Le nombre de victimes liées aux manifestations en Iran dépasse désormais les 2 550 morts, selon l’Human Rights Activists News Agency (HRANA), dont 2 403 manifestants et 147 membres des forces de sécurité ou civils pro-gouvernementaux. Parmi elles, 12 enfants et 9 civils non impliqués dans les manifestations. Jusqu’à 18 137 arrestations ont été recensées. Un officiel iranien cité par Reuters évoque environ 2 000 morts, illustrant la difficulté de confirmer les données en raison du blackout Internet imposé à travers le pays.

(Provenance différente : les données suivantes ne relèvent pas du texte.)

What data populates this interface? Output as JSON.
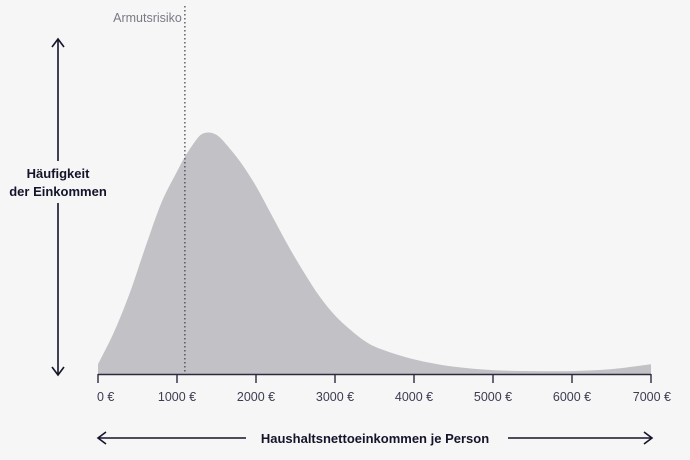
{
  "chart_data": {
    "type": "area",
    "title": "",
    "xlabel": "Haushaltsnettoeinkommen je Person",
    "ylabel_lines": [
      "Häufigkeit",
      "der Einkommen"
    ],
    "xlim": [
      0,
      7000
    ],
    "x_ticks": [
      0,
      1000,
      2000,
      3000,
      4000,
      5000,
      6000,
      7000
    ],
    "x_tick_labels": [
      "0 €",
      "1000 €",
      "2000 €",
      "3000 €",
      "4000 €",
      "5000 €",
      "6000 €",
      "7000 €"
    ],
    "x": [
      0,
      200,
      400,
      600,
      800,
      1000,
      1100,
      1200,
      1300,
      1400,
      1500,
      1600,
      1800,
      2000,
      2200,
      2400,
      2600,
      2800,
      3000,
      3200,
      3400,
      3600,
      4000,
      4500,
      5000,
      5500,
      6000,
      6500,
      7000
    ],
    "y": [
      0.04,
      0.17,
      0.33,
      0.52,
      0.7,
      0.83,
      0.89,
      0.94,
      0.98,
      0.99,
      0.98,
      0.95,
      0.87,
      0.77,
      0.65,
      0.53,
      0.42,
      0.32,
      0.24,
      0.18,
      0.13,
      0.1,
      0.06,
      0.03,
      0.016,
      0.012,
      0.012,
      0.02,
      0.04
    ],
    "grid": false,
    "legend": "none",
    "annotations": [
      {
        "text": "Armutsrisiko",
        "x": 1100,
        "style": "dotted vertical line"
      }
    ],
    "colors": {
      "fill": "#c1c1c6",
      "axis": "#2b2b3e",
      "text": "#14142a",
      "annotation": "#7a7a86",
      "background": "#f6f6f6"
    }
  }
}
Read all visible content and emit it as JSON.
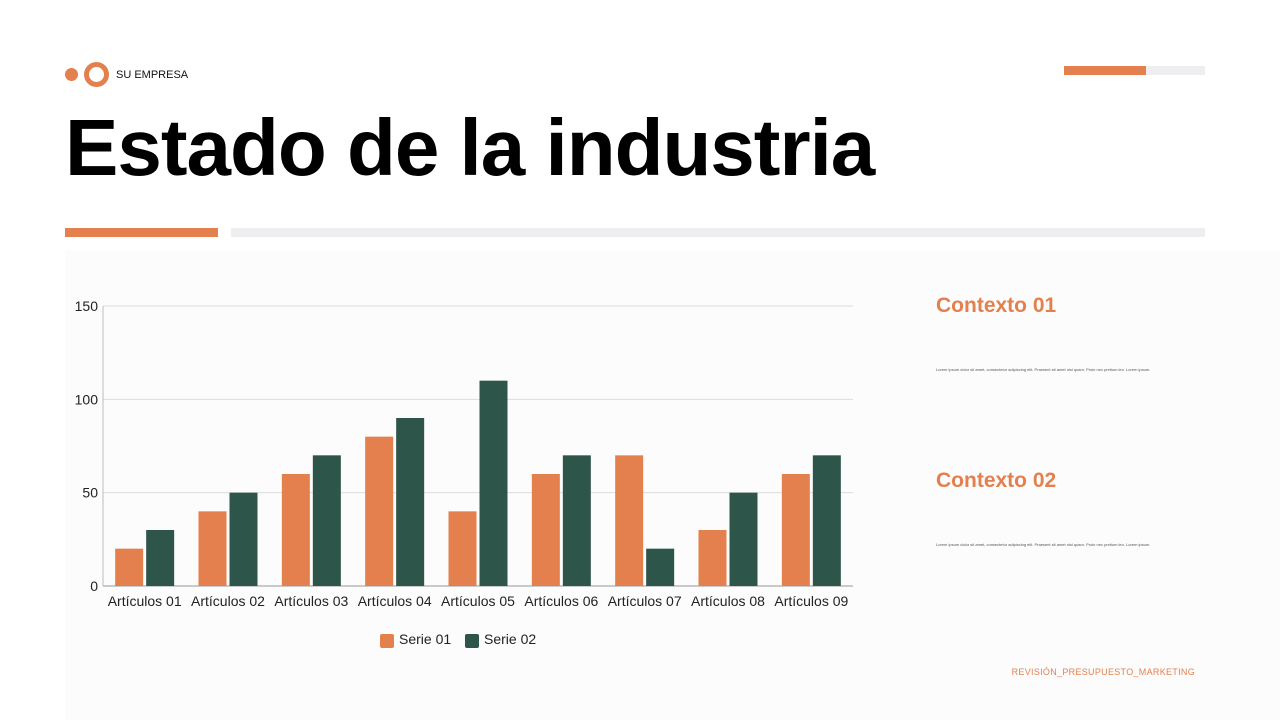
{
  "header": {
    "brand": "SU EMPRESA",
    "title": "Estado de la industria"
  },
  "colors": {
    "accent": "#e4804e",
    "series2": "#2e5549"
  },
  "context": [
    {
      "title": "Contexto 01",
      "body": "Lorem ipsum dolor sit amet, consectetur adipiscing elit. Praesent sit amet nisl quam. Proin nec pretium leo. Lorem ipsum."
    },
    {
      "title": "Contexto 02",
      "body": "Lorem ipsum dolor sit amet, consectetur adipiscing elit. Praesent sit amet nisl quam. Proin nec pretium leo. Lorem ipsum."
    }
  ],
  "footer": "REVISIÓN_PRESUPUESTO_MARKETING",
  "chart_data": {
    "type": "bar",
    "categories": [
      "Artículos 01",
      "Artículos 02",
      "Artículos 03",
      "Artículos 04",
      "Artículos 05",
      "Artículos 06",
      "Artículos 07",
      "Artículos 08",
      "Artículos 09"
    ],
    "series": [
      {
        "name": "Serie 01",
        "color": "#e4804e",
        "values": [
          20,
          40,
          60,
          80,
          40,
          60,
          70,
          30,
          60
        ]
      },
      {
        "name": "Serie 02",
        "color": "#2e5549",
        "values": [
          30,
          50,
          70,
          90,
          110,
          70,
          20,
          50,
          70
        ]
      }
    ],
    "ylim": [
      0,
      150
    ],
    "yticks": [
      0,
      50,
      100,
      150
    ],
    "grid": true,
    "legend": "bottom"
  }
}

Les manifestations, déclenchées le 28 décembre dernier en réaction à la hausse vertigineuse de l’inflation, représentent l’un des plus grands défis au régime iranien depuis la Révolution islamique de 1979. La répression des protestations a été particulièrement violente, avec l’utilisation d’armes à feu par les forces de sécurité, des arrestations massives et des raids dans les immeubles pour saisir des antennes paraboliques et autres dispositifs de communication par satellite, rapportent Associated Press (AP) et Reuters.
Dans ce contexte, le fournisseur Starlink, dirigé par Elon Musk, a été rendu gratuit en Iran, selon des militants cités par AP, pour permettre aux citoyens de contourner les restrictions et rester connectés.
Une justice accélérée et des exécutions imminentes
Le pouvoir judiciaire iranien a annoncé des procès rapides et publics pour les personnes arrêtées lors des manifestations. Selon les médias iraniens et l’AFP, le chef du pouvoir judiciaire, Gholamhossein Mohseni Ejeï, a passé cinq heures dans une prison de Téhéran pour examiner les cas des détenus, qualifiés d’«émeutiers» par les autorités.
La première exécution pourrait intervenir mercredi 14 janvier, celle d’Erfan Soltani, 26 ans, arrêté lors des manifestations. Amnesty International et d’autres ONG, relayant les informations de la famille et de la diplomatie américaine, ont appelé à surseoir immédiatement à toute exécution. Le Département d’État américain a également alerté sur ce cas spécifique, signalant qu’Erfan Soltani fait partie des plus de 10 600 manifestants arrêtés.
Mohseni Ejeï a déclaré : «Si quelqu’un a mis le feu à une personne, l’a décapitée avant de brûler son corps, nous devons faire notre travail rapidement.»
Cette accélération judiciaire survient dans un contexte de tensions internationales, Donald Trump ayant déclaré que les États-Unis interviendraient «de manière très forte» si les autorités iraniennes exécutaient des manifestants. Téhéran accuse Washington de chercher un prétexte pour une intervention militaire (Reuters).
Diplomatie et menaces régionales
Les communications directes entre l’Iran et les États-Unis ont été suspendues, notamment entre le ministre iranien des Affaires étrangères, Abbas Araghchi, et l’envoyé spécial américain, Steve Witkoff (Reuters). Les discussions pour trouver une solution diplomatique au différend nucléaire ont été annulées.
Parallèlement, l’Iran maintient des contacts avec la Turquie, les Émirats arabes unis et le Qatar, tous alliés des États-Unis, pour gérer la crise, selon Reuters. Les autorités iraniennes ont également averti qu’elles pourraient attaquer toute base américaine dans la région en cas d’agression contre l’Iran, selon Reuters.
Une funérailles massive est prévue à Téhéran, regroupant environ 300 corps de civils et membres des forces de sécurité (AP). La vie quotidienne reste fortement perturbée : écoles fermées, présence sécuritaire renforcée et climat de peur omniprésent.